On Saturday 15 June 2002 12:01 pm, Axel wrote:
The FOLDOC computing dictionary has been licenced to us under GFDL without invariant sections. We have incorporated many articles from them. Two weeks ago, somebody asked me whether the material from our TeX article (http://www.wikipedia.com/wiki/TeX), which was originally based on FOLDOC's but has since grown considerably, could be reintegrated into FOLDOC. The answer is: only if they put our Wikipedia table into the FOLDOC entry, which they are unlikely to do because it doesn't really fit with their article formatting.

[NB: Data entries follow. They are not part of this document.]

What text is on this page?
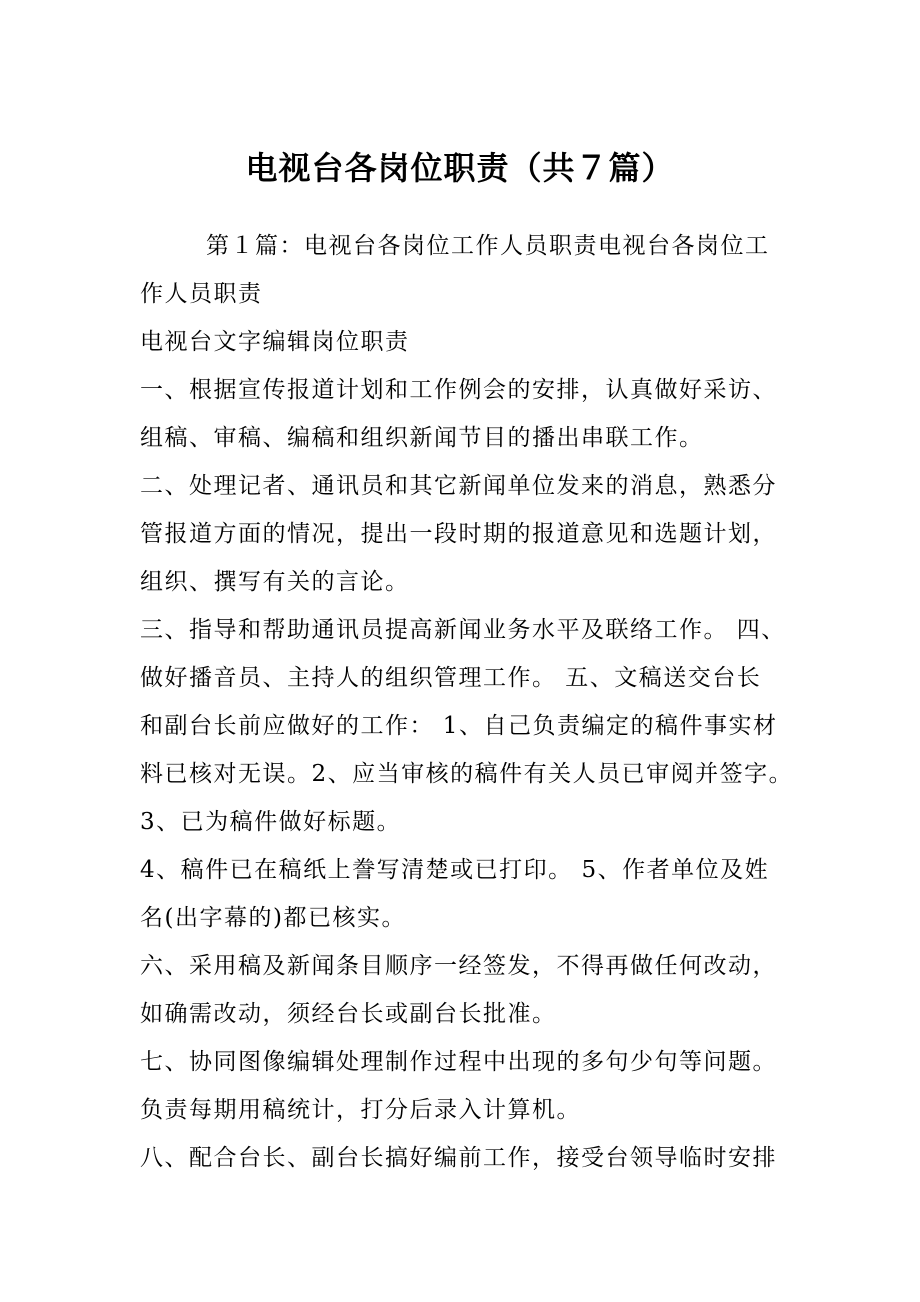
电视台各岗位职责（共７篇）
第１篇：电视台各岗位工作人员职责电视台各岗位工
作人员职责
电视台文字编辑岗位职责
一、根据宣传报道计划和工作例会的安排，认真做好采访、
组稿、审稿、编稿和组织新闻节目的播出串联工作。
二、处理记者、通讯员和其它新闻单位发来的消息，熟悉分
管报道方面的情况，提出一段时期的报道意见和选题计划，
组织、撰写有关的言论。
三、指导和帮助通讯员提高新闻业务水平及联络工作。 四、
做好播音员、主持人的组织管理工作。 五、文稿送交台长
和副台长前应做好的工作： 1、自己负责编定的稿件事实材
料已核对无误。2、应当审核的稿件有关人员已审阅并签字。
3、已为稿件做好标题。
4、稿件已在稿纸上誊写清楚或已打印。 5、作者单位及姓
名(出字幕的)都已核实。
六、采用稿及新闻条目顺序一经签发，不得再做任何改动，
如确需改动，须经台长或副台长批准。
七、协同图像编辑处理制作过程中出现的多句少句等问题。
负责每期用稿统计，打分后录入计算机。
八、配合台长、副台长搞好编前工作，接受台领导临时安排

Uh oh, if this is true then this is evil (TM). We should be not be limiting the exchange of wikipedia text in this way -- especially with somebody else using the same darn license. They let us use their initial text, we shouldn't be placing unnecessary restrictions on the use of our material (especially when we are, like Axel mentions, the obvious leader of the Open/Free Content movement). All we should do is ask them to link to the wikipedia version of the text -- not require this by insisting on the use of invariant sections or by any other means for that matter.
This is a rather old issue that never quite got resolved. There was quite a bit of opposition to the table idea (which was taken from dmoz), and it was generally agreed that while a linkback should be required, we should not require the big (and ugly) dmoz-style table. The problem is that once this agreement was reached, the issue kind of faded into the background.
I think we should get this firmly resolved.